I ran into this sharply dressed gentleman and his son outside SoleSpace, on Telegraph Avenue in Oakland. I was waiting to deliver some art, just prior to the start of my June art show there. This gentleman was from San Francisco, and his son was visiting from Brooklyn (or was it vice versa). In any event, I did portraits of the both of them, and I’ll post my drawing of his son as soon as its done.

Ajuan Mance

1001 Black Men #880


Another brotha in redwood country. Even more peculiar than seeing Black people in Garberville, California was running into this brother in Willits, a few miles south. He was filling his car near us at the Safeway filling station.  He was dressed in the knit cap, hoodie, and jeans so common to young men in the area. The only difference between his look and theirs was his Blackness; and in that part of California, it really made him stand out.

Ajuan Mance

1001 Black Men #871


Black men turn up in the most interesting locations. Four hours north of Oakland, in Humboldt County, Garberville is the last place anyone would expect to see a person of African descent. And yet, while I was there, I crossed paths with several Black men. Perhaps they were pursuing careers in the production and distribution of the local cash crop.

Ajuan Mance

1001 Black Men #864


There’s something I like about the kind of beard this brotha is wearing. Some Black men I see around Oakland wear similarly shaped beards, but braided. Others wear them loose (like the man in this drawing), but with much the same effect. I think I like this specific beard style because it reminds me of the beards of the Egyptian pharaohs.

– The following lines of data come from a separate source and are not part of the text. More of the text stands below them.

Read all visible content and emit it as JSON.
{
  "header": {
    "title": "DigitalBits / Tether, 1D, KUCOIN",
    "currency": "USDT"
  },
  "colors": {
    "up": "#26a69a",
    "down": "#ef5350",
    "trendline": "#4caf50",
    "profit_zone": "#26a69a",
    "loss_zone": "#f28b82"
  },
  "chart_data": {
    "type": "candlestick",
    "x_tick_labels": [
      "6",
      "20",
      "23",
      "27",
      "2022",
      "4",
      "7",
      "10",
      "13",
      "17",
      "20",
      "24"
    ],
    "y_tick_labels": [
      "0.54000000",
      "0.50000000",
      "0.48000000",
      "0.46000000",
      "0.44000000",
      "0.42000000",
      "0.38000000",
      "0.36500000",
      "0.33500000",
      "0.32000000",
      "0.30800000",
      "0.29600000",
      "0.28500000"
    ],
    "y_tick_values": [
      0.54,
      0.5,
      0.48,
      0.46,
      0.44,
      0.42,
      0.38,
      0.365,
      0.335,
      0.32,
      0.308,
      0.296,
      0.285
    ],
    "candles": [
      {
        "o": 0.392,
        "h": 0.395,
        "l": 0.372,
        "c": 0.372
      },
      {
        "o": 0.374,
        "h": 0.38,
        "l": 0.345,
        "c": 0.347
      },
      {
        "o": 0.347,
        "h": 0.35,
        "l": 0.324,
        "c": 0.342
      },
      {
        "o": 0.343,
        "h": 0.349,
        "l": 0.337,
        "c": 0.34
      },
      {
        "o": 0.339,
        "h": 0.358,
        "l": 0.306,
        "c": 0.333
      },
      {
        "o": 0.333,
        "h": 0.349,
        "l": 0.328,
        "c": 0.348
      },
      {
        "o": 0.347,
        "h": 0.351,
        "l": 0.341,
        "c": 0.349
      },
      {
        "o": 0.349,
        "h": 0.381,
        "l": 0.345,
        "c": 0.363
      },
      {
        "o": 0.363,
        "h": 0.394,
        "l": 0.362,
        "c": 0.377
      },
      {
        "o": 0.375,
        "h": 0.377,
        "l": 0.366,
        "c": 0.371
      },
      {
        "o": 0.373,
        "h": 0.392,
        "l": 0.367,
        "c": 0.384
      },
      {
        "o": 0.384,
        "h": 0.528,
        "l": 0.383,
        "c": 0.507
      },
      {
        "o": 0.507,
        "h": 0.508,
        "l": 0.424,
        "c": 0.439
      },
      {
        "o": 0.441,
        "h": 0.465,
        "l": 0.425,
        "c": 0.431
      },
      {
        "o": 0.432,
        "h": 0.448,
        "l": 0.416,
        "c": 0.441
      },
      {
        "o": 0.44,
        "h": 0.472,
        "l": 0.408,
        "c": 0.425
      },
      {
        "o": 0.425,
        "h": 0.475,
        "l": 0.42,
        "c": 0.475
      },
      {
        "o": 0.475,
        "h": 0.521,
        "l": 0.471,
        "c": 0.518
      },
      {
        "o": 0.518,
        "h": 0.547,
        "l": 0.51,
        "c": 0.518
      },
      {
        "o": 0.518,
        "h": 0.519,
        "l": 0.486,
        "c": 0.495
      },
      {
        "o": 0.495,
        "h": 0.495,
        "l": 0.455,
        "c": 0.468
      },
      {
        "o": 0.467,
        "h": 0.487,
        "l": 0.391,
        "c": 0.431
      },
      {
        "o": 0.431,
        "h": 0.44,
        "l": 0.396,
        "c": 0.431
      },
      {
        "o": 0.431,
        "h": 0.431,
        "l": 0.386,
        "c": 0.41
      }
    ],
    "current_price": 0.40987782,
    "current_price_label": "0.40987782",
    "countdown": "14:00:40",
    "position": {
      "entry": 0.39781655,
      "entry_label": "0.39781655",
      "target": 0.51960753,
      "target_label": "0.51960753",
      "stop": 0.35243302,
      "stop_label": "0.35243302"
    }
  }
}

Let me be clear: Some of the kings of Egypt were Black Africans, and the people of ancient Egypt, prior to the incursion of the Greeks, were most certainly not white people. My belief in the greatness and wonder of Black people does  not, however, rely heavily (or at all) on the notion that there were (and are) Black kings and queens.  After all, most of us don’t have royal ancestry, and throughout most of human history, monarchs have not generally been known for their kind and compassionate use of their power.

Beheadings, foot servants, and excessive wealth aside, though, the Egyptian pharaohs are fascinating to me, if only because the artifacts of their dynasties enable us to reach back into the ancient past and lay our eyes or (in some cases) our hands on real material evidence of how far into the past the roots of our humanity–our feelings, concerns, and conceits–truly extend.